Ankita Verma, an MBBS student interning at the Indira Gandhi Institute of Medical Sciences in Patna and a NEET PG aspirant in 2020, took a gap year to prepare for the competitive medical exam.
But soon the pandemic hit and the famous tutoring centres where she wanted to enrol closed. While some classes pivoted to online video lectures, others uploaded recorded videos on YouTube.
Verma decided to attempt the paper that year also because everything was online and easily available. She started attending lectures before and after her shifts. She would watch recorded lectures on her way to the hospital or just before bed.
“I wasn’t relying on online classes at all. But to my surprise, online wasn’t bad at all. In fact, I saved time as I didn’t have to travel to classes for hours, could attend my shifts also, and most importantly, saved lakhs of rupees of fees,” she added. Verma ended up cracking the exam in the first attempt.

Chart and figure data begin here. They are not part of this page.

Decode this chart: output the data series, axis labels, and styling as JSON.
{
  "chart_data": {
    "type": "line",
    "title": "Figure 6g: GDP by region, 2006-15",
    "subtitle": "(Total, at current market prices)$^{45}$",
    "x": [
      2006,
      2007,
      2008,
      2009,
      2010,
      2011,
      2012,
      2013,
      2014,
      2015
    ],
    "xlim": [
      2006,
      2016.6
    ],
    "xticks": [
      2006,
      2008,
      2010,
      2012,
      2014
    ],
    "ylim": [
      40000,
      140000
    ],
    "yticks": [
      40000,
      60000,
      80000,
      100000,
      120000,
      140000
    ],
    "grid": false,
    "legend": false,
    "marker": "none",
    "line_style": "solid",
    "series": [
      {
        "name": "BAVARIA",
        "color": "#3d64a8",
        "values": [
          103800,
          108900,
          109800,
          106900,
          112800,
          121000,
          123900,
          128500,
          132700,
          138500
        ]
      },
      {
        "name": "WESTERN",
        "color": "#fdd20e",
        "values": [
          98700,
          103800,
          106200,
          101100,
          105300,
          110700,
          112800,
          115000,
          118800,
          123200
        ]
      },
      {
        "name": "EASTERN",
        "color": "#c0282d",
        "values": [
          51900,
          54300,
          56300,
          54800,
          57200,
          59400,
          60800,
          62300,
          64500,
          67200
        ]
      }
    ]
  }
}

Is hybrid the way forward?
With students and parents juggling between online and offline, education companies have found a bankable solution for the near future by bundling these services. Not only does the hybrid pivot allow them to take on giants in their non-core segments, it also adds to their revenue, especially when many are struggling to keep up with their growth trajectories.
To be sure, most of these companies, especially online edtech unicorns, had raised millions of dollars over the past two years from investors with the promise of penetrating deeper into India’s lower-tier towns, with pure online offerings.
“Certain segments of Indian edtech are now saturated. The market for $1,000 online K-12 tutoring courses or test prep is very crowded with Byju’s, Unacademy and Vedantu dominating,” said Wani of GSV Ventures
To find new revenue streams and to fuel growth, they need to add offerings, he said. Byju’s has done so through mergers and acquisitions of Great Learning, Aakash, and Epic. Unacademy has made some acquisitions but much less successfully. Another natural new offering is to add offline, Wani said.
“But many of them have the resources to invest. Byju’s has raised billions in the last few years and is (standalone business) profitable—they have the luxury to deploy capital offline. Of course, small players and new challengers will find it very hard to compete in a hybrid way,” Wani added.
Edtech companies have invested heavily in technology, offline and online infrastructure, and hiring star educators, among other initiatives. Byju’s has said it would invest about $200 million in setting up offline tuition centres. Moneycontrol reported that Unacademy spent Rs 100 crore to hire 30 educators in Kota alone.
As education companies scramble for solutions after the pandemic, parents, students, investors and founders seem to have found a common ground that suits all and offers the best of both worlds—hybrid coaching. But the longevity of hybrid will depend on the execution of this pivot.